Modification of atrioventricular conduction under the combined influence of a cardiac glycoside and a calcium antagonist in the dog.

Conduction disorders may be logically expected from the digoxin-verapamil association, since each of these drugs is known to increase conduction time (CT) and effective refractory period (ERP) in the atrioventricular (AV) node. When AV conduction is considerably depressed by verapamil (1.27 mg/kg over 90 min) in the absence of vagal tone, digoxin, infused at 1 microgram/kg/min rate over 40 min, elicits a progressive but incomplete regression of the verapamil effects, as does hypercalcaemia up to 5.5 mmol/l.
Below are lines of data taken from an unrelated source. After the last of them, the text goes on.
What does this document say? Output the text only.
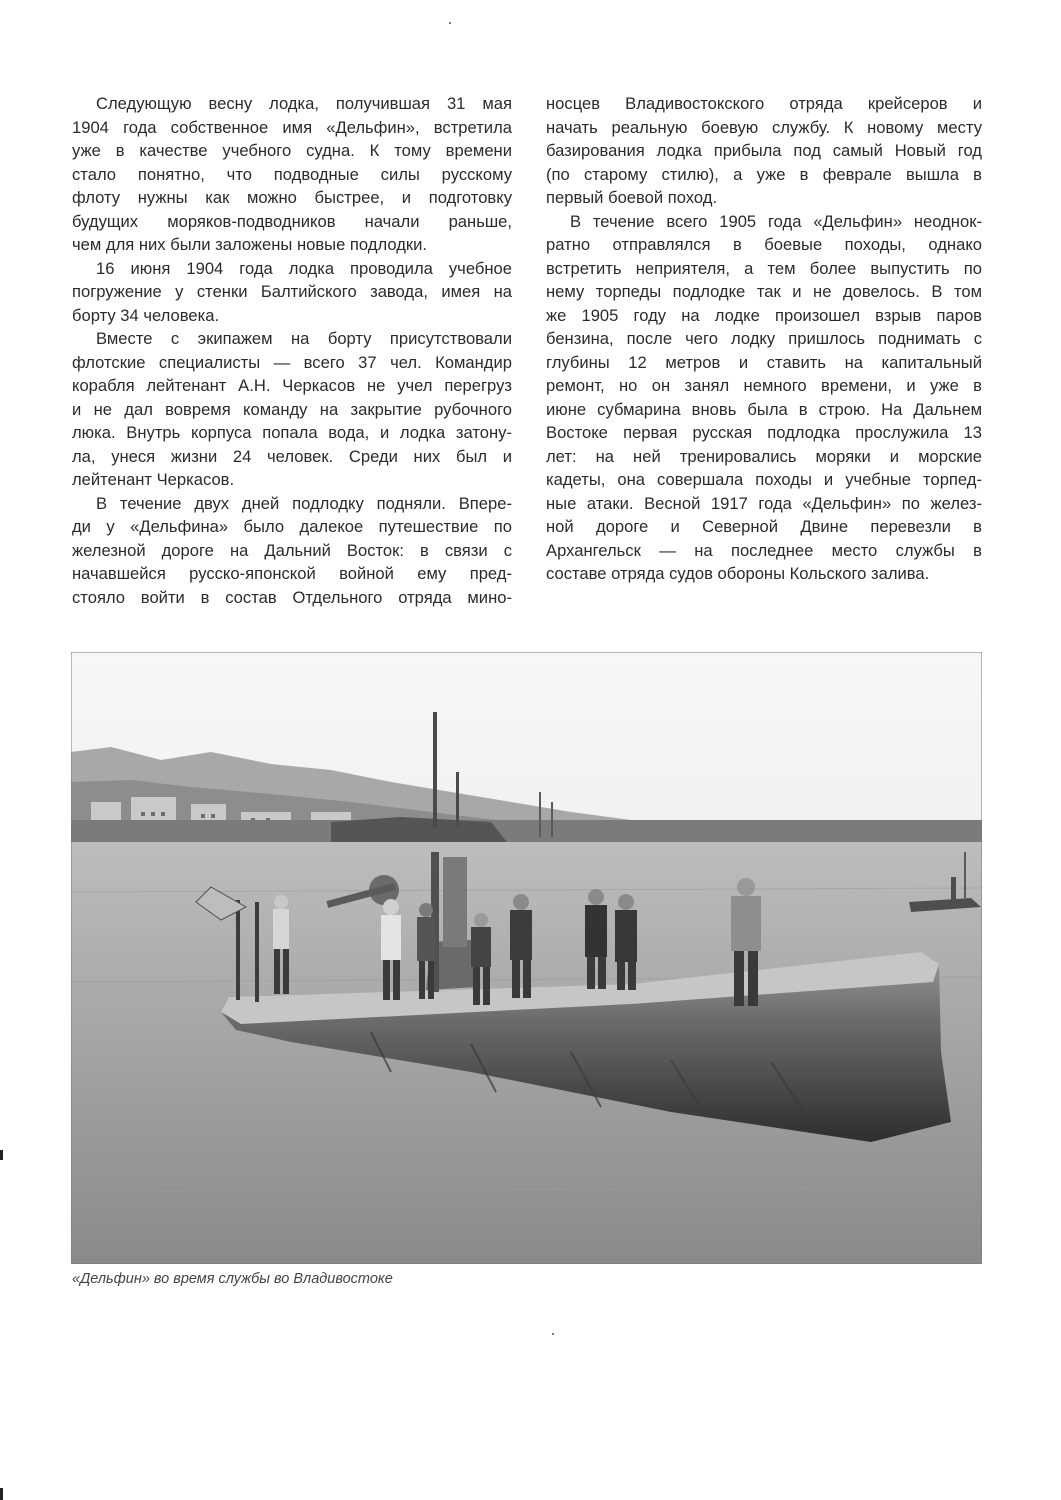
Следующую весну лодка, получившая 31 мая
1904 года собственное имя «Дельфин», встретила
уже в качестве учебного судна. К тому времени
стало понятно, что подводные силы русскому
флоту нужны как можно быстрее, и подготовку
будущих моряков-подводников начали раньше,
чем для них были заложены новые подлодки.
16 июня 1904 года лодка проводила учебное
погружение у стенки Балтийского завода, имея на
борту 34 человека.
Вместе с экипажем на борту присутствовали
флотские специалисты — всего 37 чел. Командир
корабля лейтенант А.Н. Черкасов не учел перегруз
и не дал вовремя команду на закрытие рубочного
люка. Внутрь корпуса попала вода, и лодка затону-
ла, унеся жизни 24 человек. Среди них был и
лейтенант Черкасов.
В течение двух дней подлодку подняли. Впере-
ди у «Дельфина» было далекое путешествие по
железной дороге на Дальний Восток: в связи с
начавшейся русско-японской войной ему пред-
стояло войти в состав Отдельного отряда мино-
носцев Владивостокского отряда крейсеров и
начать реальную боевую службу. К новому месту
базирования лодка прибыла под самый Новый год
(по старому стилю), а уже в феврале вышла в
первый боевой поход.
В течение всего 1905 года «Дельфин» неоднок-
ратно отправлялся в боевые походы, однако
встретить неприятеля, а тем более выпустить по
нему торпеды подлодке так и не довелось. В том
же 1905 году на лодке произошел взрыв паров
бензина, после чего лодку пришлось поднимать с
глубины 12 метров и ставить на капитальный
ремонт, но он занял немного времени, и уже в
июне субмарина вновь была в строю. На Дальнем
Востоке первая русская подлодка прослужила 13
лет: на ней тренировались моряки и морские
кадеты, она совершала походы и учебные торпед-
ные атаки. Весной 1917 года «Дельфин» по желез-
ной дороге и Северной Двине перевезли в
Архангельск — на последнее место службы в
составе отряда судов обороны Кольского залива.
«Дельфин» во время службы во Владивостоке
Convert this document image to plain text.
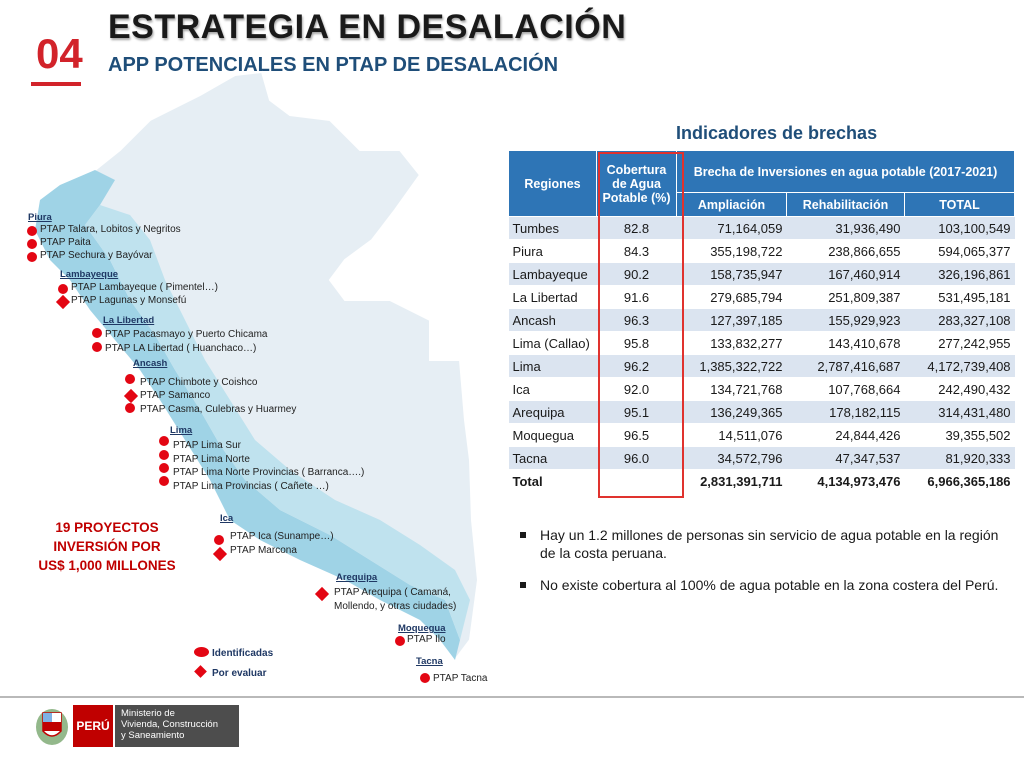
04
ESTRATEGIA EN DESALACIÓN
APP POTENCIALES EN PTAP DE DESALACIÓN
Piura
PTAP Talara, Lobitos y Negritos
PTAP Paita
PTAP Sechura y Bayóvar
Lambayeque
PTAP Lambayeque ( Pimentel…)
PTAP Lagunas y Monsefú
La Libertad
PTAP Pacasmayo y Puerto Chicama
PTAP LA Libertad ( Huanchaco…)
Ancash
PTAP Chimbote y Coishco
PTAP Samanco
PTAP Casma, Culebras y Huarmey
Lima
PTAP Lima Sur
PTAP Lima Norte
PTAP Lima Norte Provincias ( Barranca….)
PTAP Lima Provincias ( Cañete …)
Ica
PTAP Ica (Sunampe…)
PTAP Marcona
Arequipa
PTAP Arequipa ( Camaná,
Mollendo, y otras ciudades)
Moquegua
PTAP Ilo
Tacna
PTAP Tacna
19 PROYECTOS
INVERSIÓN POR
US$ 1,000 MILLONES
Identificadas
Por evaluar
Indicadores de brechas
Regiones	Cobertura de Agua Potable (%)	Brecha de Inversiones en agua potable (2017-2021)		
		Ampliación	Rehabilitación	TOTAL
Tumbes	82.8	71,164,059	31,936,490	103,100,549
Piura	84.3	355,198,722	238,866,655	594,065,377
Lambayeque	90.2	158,735,947	167,460,914	326,196,861
La Libertad	91.6	279,685,794	251,809,387	531,495,181
Ancash	96.3	127,397,185	155,929,923	283,327,108
Lima (Callao)	95.8	133,832,277	143,410,678	277,242,955
Lima	96.2	1,385,322,722	2,787,416,687	4,172,739,408
Ica	92.0	134,721,768	107,768,664	242,490,432
Arequipa	95.1	136,249,365	178,182,115	314,431,480
Moquegua	96.5	14,511,076	24,844,426	39,355,502
Tacna	96.0	34,572,796	47,347,537	81,920,333
Total		2,831,391,711	4,134,973,476	6,966,365,186
Hay un 1.2 millones de personas sin servicio de agua potable en la región de la costa peruana.
No existe cobertura al 100% de agua potable en la zona costera del Perú.
PERÚ
Ministerio de
Vivienda, Construcción
y Saneamiento
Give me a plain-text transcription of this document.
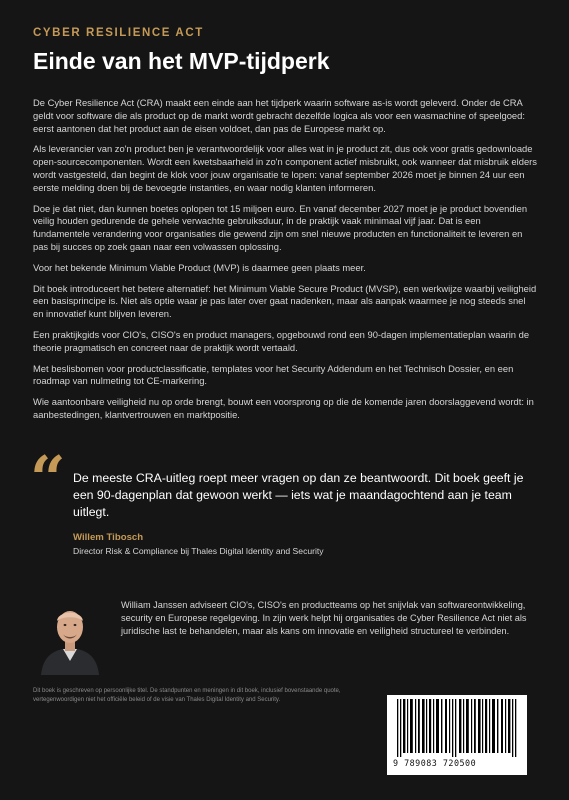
CYBER RESILIENCE ACT
Einde van het MVP-tijdperk

De Cyber Resilience Act (CRA) maakt een einde aan het tijdperk waarin software as-is wordt geleverd. Onder de CRA geldt voor software die als product op de markt wordt gebracht dezelfde logica als voor een wasmachine of speelgoed: eerst aantonen dat het product aan de eisen voldoet, dan pas de Europese markt op.

Als leverancier van zo'n product ben je verantwoordelijk voor alles wat in je product zit, dus ook voor gratis gedownloade open-sourcecomponenten. Wordt een kwetsbaarheid in zo'n component actief misbruikt, ook wanneer dat misbruik elders wordt vastgesteld, dan begint de klok voor jouw organisatie te lopen: vanaf september 2026 moet je binnen 24 uur een eerste melding doen bij de bevoegde instanties, en waar nodig klanten informeren.

Doe je dat niet, dan kunnen boetes oplopen tot 15 miljoen euro. En vanaf december 2027 moet je je product bovendien veilig houden gedurende de gehele verwachte gebruiksduur, in de praktijk vaak minimaal vijf jaar. Dat is een fundamentele verandering voor organisaties die gewend zijn om snel nieuwe producten en functionaliteit te leveren en pas bij succes op zoek gaan naar een volwassen oplossing.

Voor het bekende Minimum Viable Product (MVP) is daarmee geen plaats meer.

Dit boek introduceert het betere alternatief: het Minimum Viable Secure Product (MVSP), een werkwijze waarbij veiligheid een basisprincipe is. Niet als optie waar je pas later over gaat nadenken, maar als aanpak waarmee je nog steeds snel en innovatief kunt blijven leveren.

Een praktijkgids voor CIO's, CISO's en product managers, opgebouwd rond een 90-dagen implementatieplan waarin de theorie pragmatisch en concreet naar de praktijk wordt vertaald.

Met beslisbomen voor productclassificatie, templates voor het Security Addendum en het Technisch Dossier, en een roadmap van nulmeting tot CE-markering.

Wie aantoonbare veiligheid nu op orde brengt, bouwt een voorsprong op die de komende jaren doorslaggevend wordt: in aanbestedingen, klantvertrouwen en marktpositie.

“ De meeste CRA-uitleg roept meer vragen op dan ze beantwoordt. Dit boek geeft je een 90-dagenplan dat gewoon werkt — iets wat je maandagochtend aan je team uitlegt.

Willem Tibosch
Director Risk & Compliance bij Thales Digital Identity and Security

William Janssen adviseert CIO's, CISO's en productteams op het snijvlak van softwareontwikkeling, security en Europese regelgeving. In zijn werk helpt hij organisaties de Cyber Resilience Act niet als juridische last te behandelen, maar als kans om innovatie en veiligheid structureel te verbinden.

Dit boek is geschreven op persoonlijke titel. De standpunten en meningen in dit boek, inclusief bovenstaande quote, vertegenwoordigen niet het officiële beleid of de visie van Thales Digital Identity and Security.

9 789083 720500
Infused at the 2.5 microgram/kg/min rate over 20 min, its antagonistic effects, like those of hypercalcaemia exceeding 5.5 mmol/l, are less and less marked and even replaced by a certain synergism. When AV conduction is considerably depressed by digoxin (i.v. injection of 40 micrograms/kg) under high vagal tone, verapamil (twice 0.2 mg/kg) does not aggravate this depression and even attenuates it, this attenuation being however more significant on ERP than CT in the AV node. Consequently, as a rule, the interaction does not lead to block, since the maximum action of one drug is associated with the reduction in the action of the other or even the conversion of synergism into antagonism.